Plans for future support include (in approximate order):

  • WinRM
  • Local
  • Docker

General Options

Any options not prefixed with cli_ or api_ are also passed to the CLI transport. This means you can use generic Train connection options such as the sudo and shell sets of options (see train source code), as well as logger.

SSH Options

train-habitat can accept any option that the Train SSH Transport accepts if the prefix cli_ssh_ is added. This includes:

  • cli_ssh_host - String hostname or IP address
  • cli_ssh_user - String user to connect as
  • cli_ssh_key_files - Array of paths to private key files to use

Other options are available; see train source code for details.

Development

Testing

# Install development tools
$ gem install bundler
$ bundle install

# Running style checker
bundle exec rake lint

# Running unit tests
bundle exec rake test:unit

# Running integration tests (requires Vagrant and VirtualBox)
bundle exec rake test:integration

Contributing

  1. Fork it
  2. Create your feature branch (git checkout -b my-new-feature)
  3. Commit your changes (git commit -sam 'Add some feature')
  4. Push to the branch (git push origin my-new-feature)
  5. Create new Pull Request

License

| Author: | Paul Welch

| Author: | David McCown

| Author: | Clinton Wolfe

| Copyright: | Copyright (c) 2018-2019 Chef Software Inc.

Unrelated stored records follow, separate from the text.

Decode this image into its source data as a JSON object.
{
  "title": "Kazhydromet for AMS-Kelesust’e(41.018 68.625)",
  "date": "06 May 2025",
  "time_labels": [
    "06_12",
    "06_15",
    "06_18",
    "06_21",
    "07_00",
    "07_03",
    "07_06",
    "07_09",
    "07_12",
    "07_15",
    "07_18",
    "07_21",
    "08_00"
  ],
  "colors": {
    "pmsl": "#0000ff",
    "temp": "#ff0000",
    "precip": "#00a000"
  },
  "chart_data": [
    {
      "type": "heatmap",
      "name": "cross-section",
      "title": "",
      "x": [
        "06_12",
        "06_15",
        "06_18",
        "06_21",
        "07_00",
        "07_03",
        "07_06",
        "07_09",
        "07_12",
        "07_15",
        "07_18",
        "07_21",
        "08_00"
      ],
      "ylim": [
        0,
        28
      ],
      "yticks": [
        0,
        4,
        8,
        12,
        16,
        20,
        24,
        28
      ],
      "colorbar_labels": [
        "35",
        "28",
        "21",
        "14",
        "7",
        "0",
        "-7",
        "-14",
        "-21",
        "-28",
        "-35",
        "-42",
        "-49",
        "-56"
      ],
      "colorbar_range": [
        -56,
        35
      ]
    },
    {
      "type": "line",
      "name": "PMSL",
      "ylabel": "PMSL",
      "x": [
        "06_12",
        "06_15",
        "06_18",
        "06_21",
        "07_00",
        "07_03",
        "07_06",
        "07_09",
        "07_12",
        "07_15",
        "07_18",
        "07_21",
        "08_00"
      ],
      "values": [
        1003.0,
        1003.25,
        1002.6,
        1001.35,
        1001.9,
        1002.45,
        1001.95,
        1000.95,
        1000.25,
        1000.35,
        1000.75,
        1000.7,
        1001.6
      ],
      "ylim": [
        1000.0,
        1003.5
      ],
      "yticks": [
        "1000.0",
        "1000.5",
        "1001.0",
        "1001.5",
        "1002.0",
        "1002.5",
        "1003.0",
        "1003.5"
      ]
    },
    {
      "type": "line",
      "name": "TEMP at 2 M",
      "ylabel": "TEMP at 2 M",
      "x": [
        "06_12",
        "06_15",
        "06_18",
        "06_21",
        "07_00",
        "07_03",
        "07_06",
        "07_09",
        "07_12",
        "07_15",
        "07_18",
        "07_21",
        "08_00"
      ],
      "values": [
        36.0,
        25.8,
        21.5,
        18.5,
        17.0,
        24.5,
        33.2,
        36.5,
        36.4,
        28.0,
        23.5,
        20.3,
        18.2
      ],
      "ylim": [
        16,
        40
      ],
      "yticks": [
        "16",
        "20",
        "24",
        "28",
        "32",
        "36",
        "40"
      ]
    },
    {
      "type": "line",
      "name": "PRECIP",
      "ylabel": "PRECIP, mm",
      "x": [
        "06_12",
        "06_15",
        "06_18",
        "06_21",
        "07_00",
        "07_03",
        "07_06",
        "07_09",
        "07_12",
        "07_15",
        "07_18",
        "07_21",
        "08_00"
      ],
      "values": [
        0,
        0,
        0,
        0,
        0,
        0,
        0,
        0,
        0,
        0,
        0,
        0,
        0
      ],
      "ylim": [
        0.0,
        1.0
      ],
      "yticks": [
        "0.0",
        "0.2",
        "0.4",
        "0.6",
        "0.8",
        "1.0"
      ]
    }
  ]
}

| License: | Apache License, Version 2.0

Licensed under the Apache License, Version 2.0 (the "License"); you may not use this file except in compliance with the License. You may obtain a copy of the License at

http://www.apache.org/licenses/LICENSE-2.0

Unless required by applicable law or agreed to in writing, software distributed under the License is distributed on an "AS IS" BASIS, WITHOUT WARRANTIES OR CONDITIONS OF ANY KIND, either express or implied. See the License for the specific language governing permissions and limitations under the License.